Psychology professors S. Carlos Poston II and C. Keith Haddock, University of Missouri-Kansas City professors accused of sexual harassment, resigned last week Monday because they ran out of money to defend themselves from an internal procedure which would have led to revocation of tenure and dismissal from the university.

Both denied sexually harassing a former graduate student and a faculty member, creating a hostile environment in the psychology lab they oversaw. Poston said, “I did not resign because I was guilty of anything. I resigned because I was told that was the only way to get a letter that says I didn’t do it.”

Linda Garavalia, a victim and associate professor of psychology at UMKC, was surprised by the resignations, but stated that giving up tenure is a sign of guilt.
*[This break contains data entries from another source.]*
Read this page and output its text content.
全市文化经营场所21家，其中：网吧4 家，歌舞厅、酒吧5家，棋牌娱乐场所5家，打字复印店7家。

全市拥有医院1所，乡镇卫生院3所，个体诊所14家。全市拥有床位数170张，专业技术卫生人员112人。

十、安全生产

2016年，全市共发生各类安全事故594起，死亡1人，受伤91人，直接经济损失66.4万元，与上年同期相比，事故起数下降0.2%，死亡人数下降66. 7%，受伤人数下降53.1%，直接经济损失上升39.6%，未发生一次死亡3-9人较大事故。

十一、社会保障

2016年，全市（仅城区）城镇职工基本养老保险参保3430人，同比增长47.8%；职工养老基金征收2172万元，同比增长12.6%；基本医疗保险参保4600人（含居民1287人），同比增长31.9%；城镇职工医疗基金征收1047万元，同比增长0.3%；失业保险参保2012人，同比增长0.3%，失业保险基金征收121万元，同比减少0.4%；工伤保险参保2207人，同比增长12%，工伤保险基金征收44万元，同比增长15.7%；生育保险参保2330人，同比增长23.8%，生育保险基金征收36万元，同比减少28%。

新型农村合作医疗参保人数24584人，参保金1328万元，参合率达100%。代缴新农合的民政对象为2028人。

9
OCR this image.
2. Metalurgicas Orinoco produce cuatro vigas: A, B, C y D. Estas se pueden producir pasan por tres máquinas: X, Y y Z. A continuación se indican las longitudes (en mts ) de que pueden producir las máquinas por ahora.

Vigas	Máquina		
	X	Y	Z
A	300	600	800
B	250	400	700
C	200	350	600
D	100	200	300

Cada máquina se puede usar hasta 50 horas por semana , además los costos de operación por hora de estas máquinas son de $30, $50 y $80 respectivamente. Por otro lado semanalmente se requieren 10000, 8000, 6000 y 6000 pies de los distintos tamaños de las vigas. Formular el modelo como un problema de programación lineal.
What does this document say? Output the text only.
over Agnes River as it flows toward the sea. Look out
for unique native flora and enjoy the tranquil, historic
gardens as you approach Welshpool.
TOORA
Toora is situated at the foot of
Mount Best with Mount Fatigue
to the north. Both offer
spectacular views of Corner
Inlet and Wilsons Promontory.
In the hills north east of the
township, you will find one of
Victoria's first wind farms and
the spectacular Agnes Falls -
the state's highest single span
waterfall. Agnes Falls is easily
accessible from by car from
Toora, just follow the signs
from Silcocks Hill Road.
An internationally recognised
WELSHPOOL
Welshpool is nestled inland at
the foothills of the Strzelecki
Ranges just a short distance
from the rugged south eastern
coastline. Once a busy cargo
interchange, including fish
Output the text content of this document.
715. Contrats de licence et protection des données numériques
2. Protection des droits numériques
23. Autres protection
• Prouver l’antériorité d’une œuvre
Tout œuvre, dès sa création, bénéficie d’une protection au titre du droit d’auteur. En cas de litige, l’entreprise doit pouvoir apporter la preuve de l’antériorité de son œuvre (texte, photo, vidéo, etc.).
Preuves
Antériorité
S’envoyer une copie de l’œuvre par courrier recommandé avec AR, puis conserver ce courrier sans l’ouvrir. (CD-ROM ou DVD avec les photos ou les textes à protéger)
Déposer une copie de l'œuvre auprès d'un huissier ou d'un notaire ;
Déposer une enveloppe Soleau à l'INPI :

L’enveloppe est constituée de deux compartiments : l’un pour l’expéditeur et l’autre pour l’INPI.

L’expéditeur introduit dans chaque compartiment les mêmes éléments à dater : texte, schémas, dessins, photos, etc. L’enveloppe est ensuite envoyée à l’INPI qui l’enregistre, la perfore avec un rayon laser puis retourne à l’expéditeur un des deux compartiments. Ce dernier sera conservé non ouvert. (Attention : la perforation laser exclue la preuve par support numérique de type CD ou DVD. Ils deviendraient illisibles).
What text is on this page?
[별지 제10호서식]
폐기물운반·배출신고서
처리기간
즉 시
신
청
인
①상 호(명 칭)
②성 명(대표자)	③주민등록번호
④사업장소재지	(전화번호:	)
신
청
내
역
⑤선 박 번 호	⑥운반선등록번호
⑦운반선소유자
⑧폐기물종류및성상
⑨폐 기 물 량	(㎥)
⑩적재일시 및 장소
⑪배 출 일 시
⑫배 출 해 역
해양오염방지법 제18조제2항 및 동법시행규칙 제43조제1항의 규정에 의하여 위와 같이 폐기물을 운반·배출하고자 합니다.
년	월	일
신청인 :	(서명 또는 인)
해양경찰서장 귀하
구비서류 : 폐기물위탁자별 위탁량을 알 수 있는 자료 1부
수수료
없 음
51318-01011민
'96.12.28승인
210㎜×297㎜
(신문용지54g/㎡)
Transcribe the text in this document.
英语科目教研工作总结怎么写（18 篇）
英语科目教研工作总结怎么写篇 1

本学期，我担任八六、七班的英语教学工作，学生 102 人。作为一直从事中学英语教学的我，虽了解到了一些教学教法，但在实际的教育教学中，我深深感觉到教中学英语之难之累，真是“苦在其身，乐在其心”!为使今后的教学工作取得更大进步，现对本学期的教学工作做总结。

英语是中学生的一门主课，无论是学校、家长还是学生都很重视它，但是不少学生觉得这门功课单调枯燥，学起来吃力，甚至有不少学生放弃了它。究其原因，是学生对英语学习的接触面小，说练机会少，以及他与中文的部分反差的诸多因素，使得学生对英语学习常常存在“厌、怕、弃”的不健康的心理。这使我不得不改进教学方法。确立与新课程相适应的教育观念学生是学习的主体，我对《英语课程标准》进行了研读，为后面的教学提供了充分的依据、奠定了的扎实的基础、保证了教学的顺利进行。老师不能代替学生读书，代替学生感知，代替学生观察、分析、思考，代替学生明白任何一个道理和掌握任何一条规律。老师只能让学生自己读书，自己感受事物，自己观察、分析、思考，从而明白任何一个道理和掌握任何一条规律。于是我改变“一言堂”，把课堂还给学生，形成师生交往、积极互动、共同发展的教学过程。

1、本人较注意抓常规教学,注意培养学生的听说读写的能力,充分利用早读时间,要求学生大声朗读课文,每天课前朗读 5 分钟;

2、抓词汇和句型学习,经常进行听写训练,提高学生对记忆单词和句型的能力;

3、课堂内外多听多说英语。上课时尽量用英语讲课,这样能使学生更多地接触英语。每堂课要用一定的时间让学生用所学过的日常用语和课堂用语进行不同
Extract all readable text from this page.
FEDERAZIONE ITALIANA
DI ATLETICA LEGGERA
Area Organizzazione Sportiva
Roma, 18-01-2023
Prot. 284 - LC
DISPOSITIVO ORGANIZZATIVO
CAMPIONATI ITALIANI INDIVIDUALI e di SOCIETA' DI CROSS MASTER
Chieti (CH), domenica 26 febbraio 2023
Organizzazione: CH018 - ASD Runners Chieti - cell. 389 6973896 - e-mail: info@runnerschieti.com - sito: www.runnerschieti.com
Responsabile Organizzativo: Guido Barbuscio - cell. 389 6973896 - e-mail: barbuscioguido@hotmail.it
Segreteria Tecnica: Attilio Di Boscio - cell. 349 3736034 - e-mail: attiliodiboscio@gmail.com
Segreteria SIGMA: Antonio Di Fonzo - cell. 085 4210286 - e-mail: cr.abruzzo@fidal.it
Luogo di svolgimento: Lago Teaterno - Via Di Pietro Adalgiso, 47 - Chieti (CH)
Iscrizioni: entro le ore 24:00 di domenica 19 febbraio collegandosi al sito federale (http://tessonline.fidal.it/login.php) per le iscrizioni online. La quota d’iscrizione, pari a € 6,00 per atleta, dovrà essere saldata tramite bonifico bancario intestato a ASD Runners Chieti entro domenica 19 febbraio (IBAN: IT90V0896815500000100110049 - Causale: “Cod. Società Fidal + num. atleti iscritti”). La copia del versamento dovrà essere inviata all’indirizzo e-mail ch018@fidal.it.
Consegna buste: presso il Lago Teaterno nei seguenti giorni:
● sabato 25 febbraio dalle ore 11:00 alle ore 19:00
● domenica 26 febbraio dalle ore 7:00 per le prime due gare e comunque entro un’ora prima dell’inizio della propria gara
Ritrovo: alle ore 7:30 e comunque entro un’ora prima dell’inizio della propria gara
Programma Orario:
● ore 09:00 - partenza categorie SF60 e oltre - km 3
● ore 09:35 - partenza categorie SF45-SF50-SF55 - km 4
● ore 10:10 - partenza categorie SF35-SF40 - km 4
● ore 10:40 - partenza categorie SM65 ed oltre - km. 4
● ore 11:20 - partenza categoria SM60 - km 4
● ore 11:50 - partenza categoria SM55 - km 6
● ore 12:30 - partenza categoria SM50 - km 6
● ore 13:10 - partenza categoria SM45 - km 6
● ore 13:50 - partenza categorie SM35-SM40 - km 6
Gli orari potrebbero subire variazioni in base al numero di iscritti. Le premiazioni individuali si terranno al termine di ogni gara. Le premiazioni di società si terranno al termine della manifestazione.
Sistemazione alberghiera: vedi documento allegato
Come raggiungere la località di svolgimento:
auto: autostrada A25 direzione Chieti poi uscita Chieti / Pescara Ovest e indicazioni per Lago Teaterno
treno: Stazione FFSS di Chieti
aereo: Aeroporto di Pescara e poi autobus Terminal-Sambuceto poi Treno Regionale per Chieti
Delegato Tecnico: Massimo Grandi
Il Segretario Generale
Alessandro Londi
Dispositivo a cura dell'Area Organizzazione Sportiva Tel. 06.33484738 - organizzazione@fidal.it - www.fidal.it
“I thought they would fight it out. If you weren’t guilty, then why not go through with it. If there was no evidence against them, then what would it cost? What would they have to defend against? I would never give up my tenure if I were innocent.”

The other woman, Megan Pinkston-Camp, was not available for comment. She was a graduate student when the suit was filed and now is a clinical psychologist doing post-doctoral work at Brown University.

The university settled the $1.1 million lawsuit in June 2007. The suit, filed a year earlier, claimed that women were groped and fondled and subjected to explicit sexual conversations and that the two male professors had physically threatened people in the lab.

Garavalia and Pinkston-Camp had complained to the their department chairman in 2004 and later to the UMKC affirmative action office, which led to an order for the professors to implement a risk management plan. Later, the professors were granted tenure and given raises — from $76,707 to $101,707 for Poston and from $75,876 to $93,376 for Haddock.

Haddock tried to file two record requests to gain access to the report, but “I wanted the truth to come out. I thought it would exonerate me. But we still haven’t seen it, and now I don’t think we ever will.”

Karen R. Glickstein, lawyers for both accused, received a letter from university lawyers suggesting that resignation would lead to avoidance of internal discipline and the chance to receive the draft of the findings. That draft came in the form of a letter by Grace Hernandez, former affirmative director, currently chief of staff in UMKC.